Oh Sarah, poor Sarah:

A leaked manuscript by one of Sarah Palin's closest aides from her time as governor charges that Palin broke state election law in her 2006 gubernatorial campaign and was consumed by petty grievances up until she resigned.

The unpublished book by Frank Bailey was leaked to the media and widely circulated on Friday.

The manuscript opens with an account of Palin sending Bailey a message saying "I hate this damn job" shortly before she resigned as Alaska's governor in July 2009, less than three years into her four-year term. The manuscript goes on for nearly 500 pages, a mixture of analysis, gossip and allegation. 

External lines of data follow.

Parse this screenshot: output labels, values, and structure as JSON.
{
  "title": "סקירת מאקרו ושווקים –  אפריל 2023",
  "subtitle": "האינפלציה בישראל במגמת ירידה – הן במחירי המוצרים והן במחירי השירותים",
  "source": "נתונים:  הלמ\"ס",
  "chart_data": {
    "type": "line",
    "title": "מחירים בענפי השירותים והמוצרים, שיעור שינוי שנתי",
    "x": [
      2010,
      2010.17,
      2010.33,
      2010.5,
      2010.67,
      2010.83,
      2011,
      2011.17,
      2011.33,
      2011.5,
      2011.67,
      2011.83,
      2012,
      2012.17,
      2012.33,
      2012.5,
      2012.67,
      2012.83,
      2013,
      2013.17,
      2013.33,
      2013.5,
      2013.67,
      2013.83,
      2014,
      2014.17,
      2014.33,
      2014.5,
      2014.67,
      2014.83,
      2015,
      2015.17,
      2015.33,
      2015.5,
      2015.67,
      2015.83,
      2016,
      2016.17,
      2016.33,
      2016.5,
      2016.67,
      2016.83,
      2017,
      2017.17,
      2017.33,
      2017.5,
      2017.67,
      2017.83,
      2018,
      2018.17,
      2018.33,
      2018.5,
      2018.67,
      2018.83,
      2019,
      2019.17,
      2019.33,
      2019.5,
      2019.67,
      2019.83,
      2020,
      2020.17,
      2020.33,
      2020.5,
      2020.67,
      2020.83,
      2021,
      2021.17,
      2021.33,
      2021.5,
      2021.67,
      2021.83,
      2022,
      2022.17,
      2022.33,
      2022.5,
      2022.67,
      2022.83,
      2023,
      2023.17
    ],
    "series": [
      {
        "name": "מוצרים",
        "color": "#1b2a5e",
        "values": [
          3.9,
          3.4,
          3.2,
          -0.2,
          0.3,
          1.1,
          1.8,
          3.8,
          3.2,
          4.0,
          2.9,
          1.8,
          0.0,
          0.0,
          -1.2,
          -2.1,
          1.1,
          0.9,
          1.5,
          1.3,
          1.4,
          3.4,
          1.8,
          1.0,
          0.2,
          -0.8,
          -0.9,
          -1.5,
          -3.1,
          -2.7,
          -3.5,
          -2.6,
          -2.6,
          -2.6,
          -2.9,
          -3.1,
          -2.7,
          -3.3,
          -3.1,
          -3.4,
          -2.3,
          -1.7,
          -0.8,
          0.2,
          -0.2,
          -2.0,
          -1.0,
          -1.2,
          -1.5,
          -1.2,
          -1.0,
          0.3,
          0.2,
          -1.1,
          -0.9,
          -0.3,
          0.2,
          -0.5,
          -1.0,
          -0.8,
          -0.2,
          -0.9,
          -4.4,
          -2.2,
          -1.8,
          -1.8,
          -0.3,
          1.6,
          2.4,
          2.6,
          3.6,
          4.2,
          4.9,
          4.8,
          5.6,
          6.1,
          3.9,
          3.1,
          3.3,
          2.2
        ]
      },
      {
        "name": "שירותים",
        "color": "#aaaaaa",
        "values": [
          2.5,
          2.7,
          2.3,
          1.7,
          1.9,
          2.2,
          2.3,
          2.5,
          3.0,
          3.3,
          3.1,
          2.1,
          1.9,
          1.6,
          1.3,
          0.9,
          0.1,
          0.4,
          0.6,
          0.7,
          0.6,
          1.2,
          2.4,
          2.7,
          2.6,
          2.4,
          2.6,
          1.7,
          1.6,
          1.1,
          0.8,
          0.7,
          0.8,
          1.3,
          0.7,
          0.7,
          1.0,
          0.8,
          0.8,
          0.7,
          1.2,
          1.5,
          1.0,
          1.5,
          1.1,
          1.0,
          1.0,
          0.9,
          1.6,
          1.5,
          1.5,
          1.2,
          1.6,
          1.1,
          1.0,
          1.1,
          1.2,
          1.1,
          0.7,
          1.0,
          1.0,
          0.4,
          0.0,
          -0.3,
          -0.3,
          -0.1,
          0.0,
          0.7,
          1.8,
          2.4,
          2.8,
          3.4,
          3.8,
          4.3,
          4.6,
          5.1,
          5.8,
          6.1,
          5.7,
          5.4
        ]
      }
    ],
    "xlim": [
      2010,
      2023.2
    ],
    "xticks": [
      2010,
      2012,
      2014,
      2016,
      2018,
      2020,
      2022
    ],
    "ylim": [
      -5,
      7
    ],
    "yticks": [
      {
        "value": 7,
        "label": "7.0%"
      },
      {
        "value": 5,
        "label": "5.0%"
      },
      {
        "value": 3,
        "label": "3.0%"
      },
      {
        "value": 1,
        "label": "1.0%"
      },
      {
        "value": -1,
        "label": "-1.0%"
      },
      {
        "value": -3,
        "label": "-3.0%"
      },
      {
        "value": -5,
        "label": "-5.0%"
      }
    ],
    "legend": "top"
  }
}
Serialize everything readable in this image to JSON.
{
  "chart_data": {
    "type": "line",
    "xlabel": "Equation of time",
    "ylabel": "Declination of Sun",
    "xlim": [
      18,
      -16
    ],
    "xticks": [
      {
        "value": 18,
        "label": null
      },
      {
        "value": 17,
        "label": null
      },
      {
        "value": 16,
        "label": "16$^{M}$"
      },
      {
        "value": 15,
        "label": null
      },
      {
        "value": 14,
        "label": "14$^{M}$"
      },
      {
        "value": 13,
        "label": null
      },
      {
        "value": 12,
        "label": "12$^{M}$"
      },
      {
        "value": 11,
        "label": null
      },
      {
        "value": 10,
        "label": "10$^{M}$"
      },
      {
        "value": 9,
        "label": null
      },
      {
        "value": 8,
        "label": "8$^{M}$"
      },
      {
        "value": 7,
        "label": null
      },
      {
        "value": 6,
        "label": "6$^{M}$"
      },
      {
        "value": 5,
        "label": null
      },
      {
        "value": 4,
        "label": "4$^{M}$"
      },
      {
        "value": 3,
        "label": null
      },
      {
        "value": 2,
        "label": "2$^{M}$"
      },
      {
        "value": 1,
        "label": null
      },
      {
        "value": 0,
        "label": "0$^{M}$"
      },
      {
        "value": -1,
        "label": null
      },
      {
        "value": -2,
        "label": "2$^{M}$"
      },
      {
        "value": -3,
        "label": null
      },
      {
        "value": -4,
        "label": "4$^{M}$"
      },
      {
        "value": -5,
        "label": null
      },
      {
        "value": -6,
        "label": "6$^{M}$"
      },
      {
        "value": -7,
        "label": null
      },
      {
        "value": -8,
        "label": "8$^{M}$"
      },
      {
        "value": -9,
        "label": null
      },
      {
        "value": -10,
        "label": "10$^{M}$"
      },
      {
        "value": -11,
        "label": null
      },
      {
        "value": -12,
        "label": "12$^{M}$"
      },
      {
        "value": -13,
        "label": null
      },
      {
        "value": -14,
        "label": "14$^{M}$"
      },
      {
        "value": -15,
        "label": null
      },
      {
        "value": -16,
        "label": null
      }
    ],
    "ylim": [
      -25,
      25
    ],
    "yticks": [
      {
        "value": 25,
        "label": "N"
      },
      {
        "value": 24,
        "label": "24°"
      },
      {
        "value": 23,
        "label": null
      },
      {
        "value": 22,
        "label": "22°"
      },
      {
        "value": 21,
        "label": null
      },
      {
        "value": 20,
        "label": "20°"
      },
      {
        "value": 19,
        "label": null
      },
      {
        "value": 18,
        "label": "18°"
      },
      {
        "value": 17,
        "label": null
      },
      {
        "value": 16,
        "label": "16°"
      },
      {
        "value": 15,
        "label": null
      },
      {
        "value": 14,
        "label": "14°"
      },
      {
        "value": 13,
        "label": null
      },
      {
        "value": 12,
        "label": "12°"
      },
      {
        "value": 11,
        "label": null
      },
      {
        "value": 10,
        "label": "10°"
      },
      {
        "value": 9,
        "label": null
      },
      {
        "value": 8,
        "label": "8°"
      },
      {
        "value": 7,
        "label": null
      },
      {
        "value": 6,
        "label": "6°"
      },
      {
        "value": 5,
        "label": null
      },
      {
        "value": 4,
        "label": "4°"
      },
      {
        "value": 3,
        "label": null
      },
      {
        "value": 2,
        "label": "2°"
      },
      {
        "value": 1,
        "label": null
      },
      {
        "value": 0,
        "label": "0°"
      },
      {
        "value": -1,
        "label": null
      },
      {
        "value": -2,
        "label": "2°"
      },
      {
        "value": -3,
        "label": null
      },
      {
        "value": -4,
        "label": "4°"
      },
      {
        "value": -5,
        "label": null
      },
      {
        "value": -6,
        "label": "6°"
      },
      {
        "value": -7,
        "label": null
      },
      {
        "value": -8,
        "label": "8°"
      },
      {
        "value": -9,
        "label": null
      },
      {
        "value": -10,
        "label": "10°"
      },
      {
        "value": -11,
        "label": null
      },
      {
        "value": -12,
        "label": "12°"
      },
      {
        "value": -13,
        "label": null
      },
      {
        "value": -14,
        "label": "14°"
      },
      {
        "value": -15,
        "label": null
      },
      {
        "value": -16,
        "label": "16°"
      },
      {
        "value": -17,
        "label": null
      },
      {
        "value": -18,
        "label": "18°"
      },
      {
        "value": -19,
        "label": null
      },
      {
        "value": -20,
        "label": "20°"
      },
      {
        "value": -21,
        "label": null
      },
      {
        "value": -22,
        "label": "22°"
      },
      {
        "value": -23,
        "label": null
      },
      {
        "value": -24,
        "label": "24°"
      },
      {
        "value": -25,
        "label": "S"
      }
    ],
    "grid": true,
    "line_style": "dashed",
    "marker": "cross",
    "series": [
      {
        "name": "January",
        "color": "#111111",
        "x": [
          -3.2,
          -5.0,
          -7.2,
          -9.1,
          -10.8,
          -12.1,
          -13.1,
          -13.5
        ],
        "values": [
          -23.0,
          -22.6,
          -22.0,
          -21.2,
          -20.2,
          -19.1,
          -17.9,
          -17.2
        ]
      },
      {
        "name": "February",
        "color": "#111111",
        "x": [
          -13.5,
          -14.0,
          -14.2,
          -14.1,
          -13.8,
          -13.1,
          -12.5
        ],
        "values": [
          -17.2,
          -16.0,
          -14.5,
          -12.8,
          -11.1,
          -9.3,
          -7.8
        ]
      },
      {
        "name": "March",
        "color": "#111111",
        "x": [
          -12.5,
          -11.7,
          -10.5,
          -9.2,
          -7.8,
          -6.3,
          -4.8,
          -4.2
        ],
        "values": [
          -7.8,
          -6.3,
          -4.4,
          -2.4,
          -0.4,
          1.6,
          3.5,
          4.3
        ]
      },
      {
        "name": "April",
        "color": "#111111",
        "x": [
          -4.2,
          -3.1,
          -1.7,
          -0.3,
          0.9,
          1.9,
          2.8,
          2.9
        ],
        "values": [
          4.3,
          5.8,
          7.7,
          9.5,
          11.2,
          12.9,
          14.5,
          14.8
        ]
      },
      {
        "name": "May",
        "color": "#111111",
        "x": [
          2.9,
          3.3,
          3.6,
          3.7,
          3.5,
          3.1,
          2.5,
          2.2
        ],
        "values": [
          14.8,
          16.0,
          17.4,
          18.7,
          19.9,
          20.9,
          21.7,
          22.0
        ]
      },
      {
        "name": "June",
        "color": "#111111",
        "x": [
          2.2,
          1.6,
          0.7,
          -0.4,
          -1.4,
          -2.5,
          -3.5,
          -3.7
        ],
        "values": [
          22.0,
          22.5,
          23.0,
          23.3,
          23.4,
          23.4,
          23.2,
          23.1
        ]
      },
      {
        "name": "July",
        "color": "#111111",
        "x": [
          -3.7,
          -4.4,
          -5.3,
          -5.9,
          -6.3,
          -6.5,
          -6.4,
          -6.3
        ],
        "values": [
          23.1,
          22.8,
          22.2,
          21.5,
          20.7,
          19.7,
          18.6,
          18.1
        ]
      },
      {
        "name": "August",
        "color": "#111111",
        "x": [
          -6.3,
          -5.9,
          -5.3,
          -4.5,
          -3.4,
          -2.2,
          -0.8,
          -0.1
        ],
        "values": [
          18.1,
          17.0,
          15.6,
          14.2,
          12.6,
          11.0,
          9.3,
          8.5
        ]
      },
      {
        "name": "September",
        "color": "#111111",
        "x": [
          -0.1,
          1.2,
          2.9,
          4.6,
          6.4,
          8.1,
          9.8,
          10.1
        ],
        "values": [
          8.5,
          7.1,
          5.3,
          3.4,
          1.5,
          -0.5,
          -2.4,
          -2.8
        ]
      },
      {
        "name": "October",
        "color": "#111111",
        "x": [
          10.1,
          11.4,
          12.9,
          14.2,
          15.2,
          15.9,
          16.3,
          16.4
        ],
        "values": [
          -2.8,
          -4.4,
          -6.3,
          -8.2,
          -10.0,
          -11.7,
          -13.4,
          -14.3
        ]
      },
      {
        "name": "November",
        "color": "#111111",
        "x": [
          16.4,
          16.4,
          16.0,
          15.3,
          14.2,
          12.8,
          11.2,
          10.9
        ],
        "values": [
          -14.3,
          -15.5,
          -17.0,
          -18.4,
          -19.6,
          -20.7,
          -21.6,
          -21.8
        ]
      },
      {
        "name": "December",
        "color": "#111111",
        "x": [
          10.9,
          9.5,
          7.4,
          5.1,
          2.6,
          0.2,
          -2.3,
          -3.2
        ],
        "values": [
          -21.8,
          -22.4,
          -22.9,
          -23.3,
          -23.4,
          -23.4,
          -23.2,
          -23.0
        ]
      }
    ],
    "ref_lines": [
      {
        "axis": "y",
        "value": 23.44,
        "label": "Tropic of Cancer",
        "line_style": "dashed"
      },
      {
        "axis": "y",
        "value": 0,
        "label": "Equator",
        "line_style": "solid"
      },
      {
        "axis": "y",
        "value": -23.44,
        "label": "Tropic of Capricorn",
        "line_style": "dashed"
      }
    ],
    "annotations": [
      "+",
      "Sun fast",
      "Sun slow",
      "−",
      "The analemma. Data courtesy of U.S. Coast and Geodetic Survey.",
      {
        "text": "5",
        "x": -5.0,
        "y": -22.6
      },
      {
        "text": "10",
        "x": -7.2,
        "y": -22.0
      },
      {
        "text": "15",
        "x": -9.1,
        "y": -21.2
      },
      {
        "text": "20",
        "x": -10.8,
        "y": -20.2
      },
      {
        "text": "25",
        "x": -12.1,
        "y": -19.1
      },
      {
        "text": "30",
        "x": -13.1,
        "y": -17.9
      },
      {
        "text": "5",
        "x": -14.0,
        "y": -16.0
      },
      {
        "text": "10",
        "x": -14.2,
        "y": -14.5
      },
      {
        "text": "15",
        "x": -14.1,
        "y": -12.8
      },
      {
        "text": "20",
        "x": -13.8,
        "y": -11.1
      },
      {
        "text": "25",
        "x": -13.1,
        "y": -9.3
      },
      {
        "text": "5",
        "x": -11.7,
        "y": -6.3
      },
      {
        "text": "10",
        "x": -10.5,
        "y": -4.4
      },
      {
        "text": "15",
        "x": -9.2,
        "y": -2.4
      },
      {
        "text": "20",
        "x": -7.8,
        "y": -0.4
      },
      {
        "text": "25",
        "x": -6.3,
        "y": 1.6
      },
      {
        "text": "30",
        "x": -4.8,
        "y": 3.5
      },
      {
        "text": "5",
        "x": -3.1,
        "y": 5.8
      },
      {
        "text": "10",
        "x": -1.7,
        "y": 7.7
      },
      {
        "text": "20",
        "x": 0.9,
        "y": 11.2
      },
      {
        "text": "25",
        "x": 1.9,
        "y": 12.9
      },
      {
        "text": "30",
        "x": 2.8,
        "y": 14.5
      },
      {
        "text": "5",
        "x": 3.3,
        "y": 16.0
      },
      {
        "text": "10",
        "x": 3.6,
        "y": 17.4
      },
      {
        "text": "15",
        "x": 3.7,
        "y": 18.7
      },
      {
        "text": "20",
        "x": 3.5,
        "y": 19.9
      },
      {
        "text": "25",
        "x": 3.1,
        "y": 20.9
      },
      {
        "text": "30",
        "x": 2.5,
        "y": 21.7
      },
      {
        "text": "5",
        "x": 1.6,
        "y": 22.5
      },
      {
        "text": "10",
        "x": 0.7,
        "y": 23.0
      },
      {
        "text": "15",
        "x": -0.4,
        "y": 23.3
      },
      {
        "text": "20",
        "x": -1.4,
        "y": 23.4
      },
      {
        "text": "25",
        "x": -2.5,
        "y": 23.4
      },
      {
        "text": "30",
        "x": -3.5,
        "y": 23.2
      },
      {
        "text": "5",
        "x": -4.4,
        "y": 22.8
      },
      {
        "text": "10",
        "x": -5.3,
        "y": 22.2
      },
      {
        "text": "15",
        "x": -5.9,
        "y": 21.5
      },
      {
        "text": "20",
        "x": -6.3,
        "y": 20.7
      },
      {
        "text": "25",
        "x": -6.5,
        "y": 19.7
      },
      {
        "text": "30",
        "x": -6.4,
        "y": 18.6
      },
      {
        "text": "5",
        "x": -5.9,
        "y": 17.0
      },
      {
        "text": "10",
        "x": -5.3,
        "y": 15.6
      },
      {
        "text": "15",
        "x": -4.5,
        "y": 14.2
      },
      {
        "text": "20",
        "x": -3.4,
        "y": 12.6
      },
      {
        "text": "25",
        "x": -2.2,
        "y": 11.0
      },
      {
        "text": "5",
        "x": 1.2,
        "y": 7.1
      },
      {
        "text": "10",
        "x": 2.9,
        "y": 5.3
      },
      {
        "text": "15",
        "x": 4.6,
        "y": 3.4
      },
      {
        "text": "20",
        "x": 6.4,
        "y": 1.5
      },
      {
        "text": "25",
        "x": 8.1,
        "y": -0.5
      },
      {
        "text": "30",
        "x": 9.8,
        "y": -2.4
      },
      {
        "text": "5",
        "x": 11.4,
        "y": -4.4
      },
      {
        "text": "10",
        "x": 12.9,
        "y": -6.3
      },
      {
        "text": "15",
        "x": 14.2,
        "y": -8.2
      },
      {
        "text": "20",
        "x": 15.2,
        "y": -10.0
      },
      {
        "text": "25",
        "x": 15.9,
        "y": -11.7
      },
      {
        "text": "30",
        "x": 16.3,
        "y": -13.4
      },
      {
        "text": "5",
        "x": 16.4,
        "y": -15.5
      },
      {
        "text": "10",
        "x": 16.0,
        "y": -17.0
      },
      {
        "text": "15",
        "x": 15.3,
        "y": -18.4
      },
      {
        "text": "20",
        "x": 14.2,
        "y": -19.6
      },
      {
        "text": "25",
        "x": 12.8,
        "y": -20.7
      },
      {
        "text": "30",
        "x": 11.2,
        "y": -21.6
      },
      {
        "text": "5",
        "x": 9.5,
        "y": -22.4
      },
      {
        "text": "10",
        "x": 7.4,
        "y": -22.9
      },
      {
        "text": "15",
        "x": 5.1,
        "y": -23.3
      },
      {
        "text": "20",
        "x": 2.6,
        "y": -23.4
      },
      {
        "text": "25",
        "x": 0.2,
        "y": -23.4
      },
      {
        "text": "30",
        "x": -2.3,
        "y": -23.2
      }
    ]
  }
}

Palin, or those speaking for her, as well as her admirers on the right, will no doubt attack the book as the work of a disgruntled ex-staffer with an ax to grind and no credibility, and as a work of unbridled partisanship (given that anti-Palin Mudflats blogger Jeanne Devon is a co-author), but of course the last thing Palin wants is for the truth to come out, and certainly this book is likely to contain more than just gossip and allegation. What we've learned about Palin and those who form her little bubble of delusion is that they strike back with venom whenever they're threatened, whenever the bubble threatens to burst, spilling the lies out into public view, and we can expect that here.

Because if there's one thing Palin, and more specifically the Palin myth, can't abide, it's the truth, even a speck of it.